Bereitet es Ihnen keine Sorge, dass Elektromobilitätsanbieter in China regelrecht wie Pilze aus dem Boden schießen?
Nein. Es wird sicherlich einige geben, die sich durchsetzen werden. Davor sollte man Respekt, aber keine Angst haben. Es werden auch viele wieder verschwinden. Die Goldgräberstimmung währt nicht ewig und die Anzeichen dafür sind da: 2018 waren die Absatzzahlen in China erstmals rückläufig. Dennoch konnten wir die Verkäufe um rund drei Prozent steigern. Ich denke, wir sind dort produktseitig gut aufgestellt. Der Audi E-Tron wandert schon im kommenden Jahr in die lokale Fertigung nach Changchun und auch künftige Elektrofahrzeuge werden vor Ort gebaut.
Sind Sie inzwischen nicht zu abhängig vom chinesischen Markt?
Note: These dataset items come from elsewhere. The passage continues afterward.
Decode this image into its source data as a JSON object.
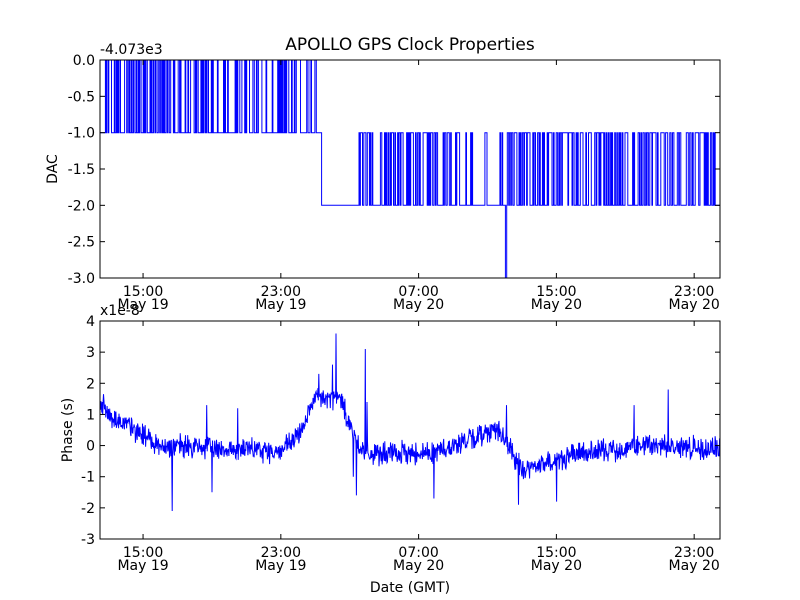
{
  "chart_data": [
    {
      "type": "line",
      "title": "APOLLO GPS Clock Properties",
      "ylabel": "DAC",
      "xlabel": "",
      "offset_label": "-4.073e3",
      "ylim": [
        -3.0,
        0.0
      ],
      "y_ticks": [
        "0.0",
        "-0.5",
        "-1.0",
        "-1.5",
        "-2.0",
        "-2.5",
        "-3.0"
      ],
      "x_ticks": [
        {
          "time": "15:00",
          "date": "May 19"
        },
        {
          "time": "23:00",
          "date": "May 19"
        },
        {
          "time": "07:00",
          "date": "May 20"
        },
        {
          "time": "15:00",
          "date": "May 20"
        },
        {
          "time": "23:00",
          "date": "May 20"
        }
      ],
      "xlim_hours": [
        12.5,
        48.5
      ],
      "color": "#0000ff",
      "segments": [
        {
          "start": 12.5,
          "end": 12.85,
          "level": -1,
          "alt": 0,
          "toggle_prob": 0.25
        },
        {
          "start": 12.85,
          "end": 19.0,
          "level": -1,
          "alt": 0,
          "toggle_prob": 0.45
        },
        {
          "start": 19.0,
          "end": 20.5,
          "level": -1,
          "alt": 0,
          "toggle_prob": 0.15
        },
        {
          "start": 20.5,
          "end": 25.1,
          "level": -1,
          "alt": 0,
          "toggle_prob": 0.4
        },
        {
          "start": 25.1,
          "end": 25.6,
          "level": -1,
          "alt": -2,
          "toggle_prob": 0.0
        },
        {
          "start": 25.6,
          "end": 27.5,
          "level": -2,
          "alt": -1,
          "toggle_prob": 0.0
        },
        {
          "start": 27.5,
          "end": 33.5,
          "level": -2,
          "alt": -1,
          "toggle_prob": 0.45
        },
        {
          "start": 33.5,
          "end": 36.0,
          "level": -2,
          "alt": -1,
          "toggle_prob": 0.05
        },
        {
          "start": 36.0,
          "end": 36.15,
          "level": -3,
          "alt": -2,
          "toggle_prob": 0.0
        },
        {
          "start": 36.15,
          "end": 48.5,
          "level": -2,
          "alt": -1,
          "toggle_prob": 0.45
        }
      ]
    },
    {
      "type": "line",
      "title": "",
      "ylabel": "Phase (s)",
      "xlabel": "Date (GMT)",
      "offset_label": "x1e-8",
      "ylim": [
        -3,
        4
      ],
      "y_ticks": [
        "4",
        "3",
        "2",
        "1",
        "0",
        "-1",
        "-2",
        "-3"
      ],
      "x_ticks": [
        {
          "time": "15:00",
          "date": "May 19"
        },
        {
          "time": "23:00",
          "date": "May 19"
        },
        {
          "time": "07:00",
          "date": "May 20"
        },
        {
          "time": "15:00",
          "date": "May 20"
        },
        {
          "time": "23:00",
          "date": "May 20"
        }
      ],
      "xlim_hours": [
        12.5,
        48.5
      ],
      "color": "#0000ff",
      "baseline": [
        [
          12.5,
          1.4
        ],
        [
          13.0,
          1.0
        ],
        [
          14.5,
          0.5
        ],
        [
          16.0,
          0.0
        ],
        [
          20.0,
          -0.1
        ],
        [
          23.0,
          -0.2
        ],
        [
          24.0,
          0.3
        ],
        [
          25.0,
          1.5
        ],
        [
          26.5,
          1.5
        ],
        [
          27.3,
          0.2
        ],
        [
          28.0,
          -0.3
        ],
        [
          32.0,
          -0.2
        ],
        [
          34.5,
          0.3
        ],
        [
          35.5,
          0.6
        ],
        [
          36.5,
          -0.3
        ],
        [
          37.0,
          -0.8
        ],
        [
          40.0,
          -0.3
        ],
        [
          44.0,
          0.0
        ],
        [
          48.5,
          -0.1
        ]
      ],
      "spikes": [
        {
          "x": 16.7,
          "y": -2.1
        },
        {
          "x": 18.7,
          "y": 1.3
        },
        {
          "x": 19.0,
          "y": -1.5
        },
        {
          "x": 20.5,
          "y": 1.2
        },
        {
          "x": 25.2,
          "y": 2.3
        },
        {
          "x": 26.0,
          "y": 2.6
        },
        {
          "x": 26.2,
          "y": 3.6
        },
        {
          "x": 26.5,
          "y": 1.2
        },
        {
          "x": 27.2,
          "y": -1.0
        },
        {
          "x": 27.4,
          "y": -1.6
        },
        {
          "x": 27.9,
          "y": 3.1
        },
        {
          "x": 28.0,
          "y": 1.4
        },
        {
          "x": 31.9,
          "y": -1.7
        },
        {
          "x": 36.1,
          "y": 1.3
        },
        {
          "x": 36.8,
          "y": -1.9
        },
        {
          "x": 39.0,
          "y": -1.8
        },
        {
          "x": 43.5,
          "y": 1.3
        },
        {
          "x": 45.5,
          "y": 1.8
        }
      ],
      "noise": 0.28
    }
  ]
}
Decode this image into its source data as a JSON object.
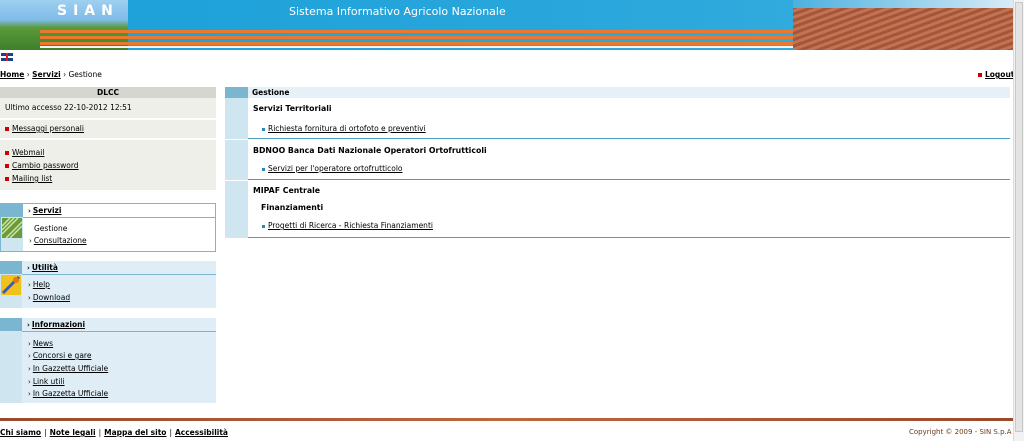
{
  "banner": {
    "logo": "SIAN",
    "title": "Sistema Informativo Agricolo Nazionale",
    "colors": {
      "sky": "#1aa0d8",
      "orange": "#e8792e",
      "field": "#a4553a"
    }
  },
  "breadcrumb": {
    "home": "Home",
    "sep1": "›",
    "servizi": "Servizi",
    "sep2": "›",
    "current": "Gestione"
  },
  "logout": "Logout",
  "user": {
    "name": "DLCC",
    "last_access": "Ultimo accesso 22-10-2012 12:51",
    "messages": "Messaggi personali",
    "links": [
      "Webmail",
      "Cambio password",
      "Mailing list"
    ]
  },
  "panels": {
    "servizi": {
      "title": "Servizi",
      "items": [
        "Gestione",
        "Consultazione"
      ]
    },
    "utilita": {
      "title": "Utilità",
      "items": [
        "Help",
        "Download"
      ]
    },
    "informazioni": {
      "title": "Informazioni",
      "items": [
        "News",
        "Concorsi e gare",
        "In Gazzetta Ufficiale",
        "Link utili",
        "In Gazzetta Ufficiale"
      ]
    }
  },
  "main": {
    "title": "Gestione",
    "sections": [
      {
        "title": "Servizi Territoriali",
        "link": "Richiesta fornitura di ortofoto e preventivi"
      },
      {
        "title": "BDNOO Banca Dati Nazionale Operatori Ortofrutticoli",
        "link": "Servizi per l'operatore ortofrutticolo"
      },
      {
        "title": "MIPAF Centrale",
        "subtitle": "Finanziamenti",
        "link": "Progetti di Ricerca - Richiesta Finanziamenti"
      }
    ]
  },
  "footer": {
    "links": [
      "Chi siamo",
      "Note legali",
      "Mappa del sito",
      "Accessibilità"
    ],
    "separator": "|",
    "copyright": "Copyright © 2009 - SIN S.p.A"
  },
  "icons": [
    "flag-uk-icon",
    "chevron-right-icon",
    "red-bullet-icon",
    "blue-bullet-icon",
    "servizi-panel-icon",
    "utilita-panel-icon"
  ]
}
Wenn man auf einem prosperierenden Markt erfolgreich sein will, muss man konsequent handeln. Das haben wir gemacht. Wir verkaufen dort ein nicht unerhebliches Volumen. Man könnte auch andersherum sagen: Wir sind extrem abhängig vom europäischen Markt, schließlich verkaufen wir hier ebenfalls viele Fahrzeuge.
Zur Person: Peter Kössler, Audi AG
1986 Nach der Ausbildung zum Energiegeräteelektroniker und dem Studium der Feinwerktechnik an der FH München startete Kössler seine berufliche Laufbahn bei Audi in Ingolstadt als Trainee
1997 Verantwortlich für die Fertigungsplanung Anbauteile/Strukturplanung Presswerk
2002 Leiter des Presswerkes Ingolstadt
2004 Leiter der Sparte Presswerk
2007 bis 2015 Leiter Audi-Werk Ingolstadt
2015 bis 2017 Vorsitzender Audi Hungaria
Seit September 2017 Vorstand für Produktion und Logistik der Audi AG
Sehen Sie aus produktionstechnischer Sicht auch Risiken in China?
Nein, ehrlich gesagt nicht.
Die Bedeutung der Mitarbeiter ist bereits angeklungen. In Ingolstadt und Neckarsulm konnten mithilfe von Mitarbeiterideen 110 Millionen Euro im vergangenen Jahr eingespart werden. Wie wichtig ist der Faktor Mensch für die Weiterentwicklung der Fertigung?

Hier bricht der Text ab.